Upon some quick research, I discovered that “xiu mai” simply means meatball.  The Vietnamese variation was born in Northern Vietnam (probably a grab from the Chinese) . . . it is pretty tasty and can be made with a  plethora of ingredients.  Here is my take on it . . . taught to me by Mai Lam, my wonderful mama.

BUY:

  • 1 lb of ground pork (makes 6-8 good sized meatballs)
  • 1 large yellow onion
  • minced garlic
  • thick soy sauce (nuoc mau)
  • oyster flavor sauce
  • fish sauce
  • Chinese bbq (Char Siu) powder
  • black pepper, onion powder, garlic powder
  • Serve with French Bread

PREP:

  • In a pot, add a few drops of sesame oil and  1/2 tsp of minced garlic.

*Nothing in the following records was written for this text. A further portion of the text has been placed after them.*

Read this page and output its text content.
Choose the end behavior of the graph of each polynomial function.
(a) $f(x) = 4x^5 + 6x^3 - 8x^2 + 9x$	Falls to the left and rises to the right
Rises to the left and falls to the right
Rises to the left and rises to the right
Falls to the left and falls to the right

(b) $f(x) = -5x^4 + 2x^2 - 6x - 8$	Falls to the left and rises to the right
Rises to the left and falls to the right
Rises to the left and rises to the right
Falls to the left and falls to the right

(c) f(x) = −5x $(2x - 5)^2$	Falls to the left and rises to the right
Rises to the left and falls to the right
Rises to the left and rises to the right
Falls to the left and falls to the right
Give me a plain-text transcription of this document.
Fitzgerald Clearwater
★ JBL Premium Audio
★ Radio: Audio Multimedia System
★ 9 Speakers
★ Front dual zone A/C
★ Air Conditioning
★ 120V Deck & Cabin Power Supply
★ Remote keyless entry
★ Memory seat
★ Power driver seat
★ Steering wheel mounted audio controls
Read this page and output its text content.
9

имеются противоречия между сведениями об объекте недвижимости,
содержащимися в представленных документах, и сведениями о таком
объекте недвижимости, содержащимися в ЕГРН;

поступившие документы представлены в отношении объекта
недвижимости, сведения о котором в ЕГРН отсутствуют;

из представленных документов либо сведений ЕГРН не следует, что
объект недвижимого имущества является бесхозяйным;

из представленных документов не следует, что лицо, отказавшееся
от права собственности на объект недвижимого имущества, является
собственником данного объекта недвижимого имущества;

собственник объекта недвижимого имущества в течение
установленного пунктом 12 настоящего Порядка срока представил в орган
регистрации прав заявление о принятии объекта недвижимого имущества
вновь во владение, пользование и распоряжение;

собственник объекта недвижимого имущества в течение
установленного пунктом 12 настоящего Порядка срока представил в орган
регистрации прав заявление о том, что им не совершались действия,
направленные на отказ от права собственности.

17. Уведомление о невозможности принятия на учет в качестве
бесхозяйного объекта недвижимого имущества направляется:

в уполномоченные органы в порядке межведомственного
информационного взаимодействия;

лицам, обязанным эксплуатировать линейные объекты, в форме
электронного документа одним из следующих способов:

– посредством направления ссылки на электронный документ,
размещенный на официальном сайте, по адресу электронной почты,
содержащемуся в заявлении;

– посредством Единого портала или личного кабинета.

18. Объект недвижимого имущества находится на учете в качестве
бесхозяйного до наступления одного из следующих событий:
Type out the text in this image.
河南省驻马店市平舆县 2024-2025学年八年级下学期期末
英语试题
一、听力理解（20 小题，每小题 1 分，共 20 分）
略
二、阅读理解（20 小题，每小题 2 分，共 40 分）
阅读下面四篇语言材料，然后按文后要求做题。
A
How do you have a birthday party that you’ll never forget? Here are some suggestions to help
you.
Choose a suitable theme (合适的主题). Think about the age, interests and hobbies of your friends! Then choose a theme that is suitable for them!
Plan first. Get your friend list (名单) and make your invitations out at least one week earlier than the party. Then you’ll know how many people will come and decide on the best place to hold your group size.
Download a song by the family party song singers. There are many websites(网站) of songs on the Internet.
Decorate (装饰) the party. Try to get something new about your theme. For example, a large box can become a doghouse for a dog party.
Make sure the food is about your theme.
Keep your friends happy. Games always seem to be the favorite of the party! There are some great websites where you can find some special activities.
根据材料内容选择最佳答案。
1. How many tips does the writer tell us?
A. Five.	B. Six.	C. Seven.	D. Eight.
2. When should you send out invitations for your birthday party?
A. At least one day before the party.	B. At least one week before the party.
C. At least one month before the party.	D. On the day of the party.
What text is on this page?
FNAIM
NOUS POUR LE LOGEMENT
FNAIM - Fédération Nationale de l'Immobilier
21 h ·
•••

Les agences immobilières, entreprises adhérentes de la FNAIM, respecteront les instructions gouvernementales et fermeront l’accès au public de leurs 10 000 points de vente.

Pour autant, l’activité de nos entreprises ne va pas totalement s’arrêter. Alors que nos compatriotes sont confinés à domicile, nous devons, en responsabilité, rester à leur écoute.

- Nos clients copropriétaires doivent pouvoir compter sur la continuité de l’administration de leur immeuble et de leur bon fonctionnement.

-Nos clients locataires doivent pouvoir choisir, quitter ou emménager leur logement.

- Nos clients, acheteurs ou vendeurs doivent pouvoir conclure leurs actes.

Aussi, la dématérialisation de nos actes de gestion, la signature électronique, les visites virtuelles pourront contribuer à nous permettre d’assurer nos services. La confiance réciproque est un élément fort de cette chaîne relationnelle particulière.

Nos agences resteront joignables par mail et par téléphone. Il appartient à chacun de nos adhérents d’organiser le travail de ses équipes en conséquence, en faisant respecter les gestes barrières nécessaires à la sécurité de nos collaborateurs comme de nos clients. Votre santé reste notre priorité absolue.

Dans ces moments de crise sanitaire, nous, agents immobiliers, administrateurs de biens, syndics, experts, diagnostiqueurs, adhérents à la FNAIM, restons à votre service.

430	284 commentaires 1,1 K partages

Sauté until garlic is golden, then add 2 cups of water, 1 tbsp of oyster flavor sauce and 1 tbsp of thick soy sauce, cover pot and let boil.  I use a steamer pot, if you don’t have a steamer, you can stew them in a pan after you pan-fry them first.

steamer

  • Chop and dice the yellow onion into tiny cubes
  • Add pork, diced onions, minced garlic to a medium-sized mixing bowl
  • Add these ingredients to the bowl:  1 tbsp of minced garlic, 1 tbsp of fish sauce, 1 tbsp of oyster flavor sauce, half of the Chinese BBQ package, 1/2 tsp of black pepper, garlic powder and onion powder

charsui

  • Mix well with the pork and chopped onions

CUC:

  1. Form balls in your palm, probably about 3 inches in diameter.  Place the meatballs on the steamer level.
  2. Cover your pot and cook for 10 minutes
  3. Remove the meatballs from your steamer pan and place gently into the broth below.  Don’t just dump them in, you will splash and burn yourself.
  4. If you do not have a steamer,  place the meatballs in a little bit of oil in a pan and sear all sides to help the meatballs keep their shape. Once seared, transfer them into your pot of water to finish cooking.
  5. Continue to let the meatballs cook in the broth for 15-20 minutes

Serve in small, shallow bowls with toasted slices of French bread.  I like to add freshly ground pepper, fried onion and sriracha to the top of my meatballs when I serve them.  You’ll more readily find xiu mai at a Vietnamese restaurant squeezed inside of a french bread sammich!

banh mi

You are going to love this dish!  It is an easy recipe!